Galanthamin: Bei Alzheimer-Demenz

Galanthaminhydrobromid ist ein codeinähnliches Phenanthrenalkaloid aus dem kaukasischen Schneeglöckchen (Galanthus worownii) und der Narzisse (Narcissus pseudonarcissus). Es wurde 1953 erstmals isoliert und ohne größere Wirksamkeits- und Verträglichkeitsstudien schon in den folgenden Jahren von bulgarischen und russischen Forschern klinisch eingesetzt. Insbesondere wurde Galanthamin zur postoperativen Aufhebung der durch Tubocurarin ausgelösten Muskelentspannung, bei Muskeldystrophie und bei Hirnverletzten angewendet. Der Wirkstoff stammte bis vor wenigen Jahren ausschließlich aus den natürlichen Quellen. Erst vor kurzem wurde eine Galanthaminsynthese in industriellem Maßstab entwickelt.
Alzheimer-Patienten wurden erstmals 1986 mit dem Alkaloid behandelt, als die Beteiligung cholinerger Mechanismen an Wahrnehmung, Gedächtnis und Lernen bekannt war und Frühsymptome der Alzheimer-Demenz mit einer herabgesetzten Cholin-Acetyltransferase-Aktivität in Zusammenhang gebracht worden waren.
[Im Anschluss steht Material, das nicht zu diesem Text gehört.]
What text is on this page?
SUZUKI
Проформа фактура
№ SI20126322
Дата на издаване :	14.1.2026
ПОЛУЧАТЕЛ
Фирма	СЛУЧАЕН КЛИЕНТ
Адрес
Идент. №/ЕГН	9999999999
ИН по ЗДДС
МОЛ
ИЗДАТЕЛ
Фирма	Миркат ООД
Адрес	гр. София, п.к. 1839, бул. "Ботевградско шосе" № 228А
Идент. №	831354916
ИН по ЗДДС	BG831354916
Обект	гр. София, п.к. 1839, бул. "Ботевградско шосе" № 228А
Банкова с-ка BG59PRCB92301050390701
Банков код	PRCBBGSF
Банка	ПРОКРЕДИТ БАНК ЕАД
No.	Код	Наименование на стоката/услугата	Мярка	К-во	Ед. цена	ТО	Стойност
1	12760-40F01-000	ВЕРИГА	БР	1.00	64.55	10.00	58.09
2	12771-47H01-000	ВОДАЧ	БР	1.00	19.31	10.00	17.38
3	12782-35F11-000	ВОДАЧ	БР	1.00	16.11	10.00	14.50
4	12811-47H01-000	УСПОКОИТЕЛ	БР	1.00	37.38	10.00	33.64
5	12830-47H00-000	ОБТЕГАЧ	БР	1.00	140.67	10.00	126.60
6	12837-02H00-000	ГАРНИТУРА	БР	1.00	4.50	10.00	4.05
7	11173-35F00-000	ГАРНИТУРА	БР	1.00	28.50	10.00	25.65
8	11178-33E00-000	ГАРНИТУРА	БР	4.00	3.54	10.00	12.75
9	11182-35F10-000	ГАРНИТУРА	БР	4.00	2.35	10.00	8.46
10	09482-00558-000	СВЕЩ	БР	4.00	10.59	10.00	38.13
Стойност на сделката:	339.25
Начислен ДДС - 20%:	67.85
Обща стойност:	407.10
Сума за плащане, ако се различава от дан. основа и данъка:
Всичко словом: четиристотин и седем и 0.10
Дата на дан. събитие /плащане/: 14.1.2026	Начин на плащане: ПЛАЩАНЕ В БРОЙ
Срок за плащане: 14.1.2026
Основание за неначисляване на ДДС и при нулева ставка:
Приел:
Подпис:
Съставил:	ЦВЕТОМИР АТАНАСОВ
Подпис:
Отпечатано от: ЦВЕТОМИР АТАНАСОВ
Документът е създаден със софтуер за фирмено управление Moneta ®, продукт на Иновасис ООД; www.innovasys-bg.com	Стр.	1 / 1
Pharmakokinetische Untersuchungen mit Galanthamin ergaben:
• eine hohe orale Bioverfügbarkeit (Tabletten 85%, Lösung 100%),
• eine schnelle Resorption,
• keinen First-pass-Effekt,
• keine nennenswerte Plasmaproteinbindung,
• eine Halbwertszeit von 5,6 Stunden bei jungen Männern und von 8 Stunden bei Alzheimer-Patienten,
• eine Ausscheidung von etwa 50% mit dem Urin, davon 25% in Form von Metaboliten. Keiner der Metaboliten scheint nennenswert zur therapeutischen Wirkung beizutragen.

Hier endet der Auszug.